# Outlook Express with Irish Broadband



## cizzy (17 Apr 2008)

I finally got around to setting up my Outlook Express with my eircom.net address. I put mail.eircom.net as my incoming and smtp.irishbroadband.ie as my outgoing server. I am receiving all my incoming mails but i can't send any. I just keep getting errors.

Any suggestions as to how i can fix this problem would be appreciated.


----------



## wishbone (17 Apr 2008)

I'm sorry I don't know anything about settings for eircom but I expect your outgoing smtpserver should be still eircom.net rather than irishbroadband.  There's something listening on port 25 on smtp.eircom.net - maybe you could try that or mail.eircom.net also.


----------



## Dearg Doom (17 Apr 2008)

Can you give more details of the error? Make sure you have configured the correct username & password for the outgoing server.


----------



## Towger (17 Apr 2008)

Try "mail1.eircom.net" and insure it set to POP3. You could also check this  http://autoreg.eircom.net/unblocker/ on 'Inbox Unblocking'.


----------



## Dearg Doom (17 Apr 2008)

Towger said:


> Try "mail1.eircom.net" and insure it set to POP3. You could also check this  http://autoreg.eircom.net/unblocker/ on 'Inbox Unblocking'.
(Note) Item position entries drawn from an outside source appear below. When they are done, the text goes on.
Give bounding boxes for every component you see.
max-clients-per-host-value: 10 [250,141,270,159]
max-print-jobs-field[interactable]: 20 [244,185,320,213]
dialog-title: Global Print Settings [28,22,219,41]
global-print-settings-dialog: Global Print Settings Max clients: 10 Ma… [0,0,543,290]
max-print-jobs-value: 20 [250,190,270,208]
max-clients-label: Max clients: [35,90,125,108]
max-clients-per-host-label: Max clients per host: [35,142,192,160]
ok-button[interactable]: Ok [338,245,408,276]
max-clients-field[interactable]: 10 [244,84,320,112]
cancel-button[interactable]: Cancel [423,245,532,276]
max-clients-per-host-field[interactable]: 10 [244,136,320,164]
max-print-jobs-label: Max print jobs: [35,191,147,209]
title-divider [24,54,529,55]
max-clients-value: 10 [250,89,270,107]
POP3 only applies to incoming mail. The OP is receiving their incoming mail so there isn't a problem with POP3 configuration. The problem is with SMTP (outbound e-mail).


----------



## jpd (17 Apr 2008)

I had a similar problem and it was solved by using a different SMTP server than the one given by Irish Broadband. I found the correct name on their website but it was certainly the case that the name given in the setup document was incorrect.

Sorry, since switched to Perlico broadband so don't have correct address to hand


----------